RIM’s salvation lies not in more or better smartphones, but in a high-end, ultra secure data exchange platform for the world’s largest enterprises. Forget the phone market. Go for the gold.
Canada’s former tech darling, Research in Motion, has sunk so low on the smartphone popularity meter that there’s continual weekly speculation on who it’s going to sell out to, or what parts of its vast storehouse of patents it will give up in order to salvage investors stakes.
The latest smack to RIM involves a supposed approach by IBM to discuss a possible sale of the Blackberry maker’s enterprise-services division.
Everybody loves to kick around RIM these days, especially Apple-ites who love to look down their noses at the company that essentially invented mobile. (No, it wasn’t God, oops, I mean Steve Jobs). Presumably the IBM rumor was a reason for this latest swarming.

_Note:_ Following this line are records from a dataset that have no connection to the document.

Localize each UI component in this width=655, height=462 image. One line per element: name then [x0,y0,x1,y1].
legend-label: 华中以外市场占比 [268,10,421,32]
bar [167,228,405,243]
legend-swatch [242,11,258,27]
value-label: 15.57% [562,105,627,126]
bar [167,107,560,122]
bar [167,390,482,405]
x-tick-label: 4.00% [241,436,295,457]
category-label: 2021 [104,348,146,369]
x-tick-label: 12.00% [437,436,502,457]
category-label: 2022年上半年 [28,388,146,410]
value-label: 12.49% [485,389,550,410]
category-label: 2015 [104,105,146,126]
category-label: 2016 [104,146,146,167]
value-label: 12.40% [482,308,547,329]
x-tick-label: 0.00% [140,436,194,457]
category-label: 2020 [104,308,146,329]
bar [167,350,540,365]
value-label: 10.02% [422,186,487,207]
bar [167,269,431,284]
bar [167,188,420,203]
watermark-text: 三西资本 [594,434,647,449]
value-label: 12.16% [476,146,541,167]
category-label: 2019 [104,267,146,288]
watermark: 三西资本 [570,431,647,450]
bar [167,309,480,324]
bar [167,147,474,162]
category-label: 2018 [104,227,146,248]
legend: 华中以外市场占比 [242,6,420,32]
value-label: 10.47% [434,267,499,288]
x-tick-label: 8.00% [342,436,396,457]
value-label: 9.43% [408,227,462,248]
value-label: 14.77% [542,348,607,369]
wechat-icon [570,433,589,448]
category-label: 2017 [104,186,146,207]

RIM apparently rebuffed the overture and many people believe it was because their chiefs were too stupid to see the writing on the wall. As with most pop theories, this one was probably way off.
Personally, I think (hope?) RIM boffins did so because they realized that enterprise service is their salvation.
When someone like IBM takes a run at you, you know you have something valuable. The former computer maker has converted itself to one of the world’s top, if not the top, IT consulting companies by focusing on the IT needs of the world’s biggest enterprises.
RIM’s enterprise services division is all about servicing the world’s biggest companies and organizations, which jumped on the Blackberry because its messaging system is impenetrable and ultra secure. Big enterprises, which account for far more internal communication than the low-brow open Internet, value that kind of thing.
So here’s my hoped-for innovation scenario for RIM. It wakes up, if it already hasn’t, and recognizes that the gold lies in its secure information transfer system, and not in pushing boring and often inferior smartphones on Joe or Jane Blow at ever decreasing prices. That’s a race to the bottom (for which RIM is a strong contender right now).
Instead, it abandons intentions to be the world’s biggest phone supplier (it’s already lost that anyway), and concentrates on what it does best — provide a platform for ultra secure data transmission.
It could charge a fortune for it, and large organizations would pay for it because they need to. There are just too many snoops, hackers and general low-lifes out there on the open Internet. So the timing is perfect for a private transmission network that girdles the globe.
And RIM already has the makings of it. No wonder IBM was interested.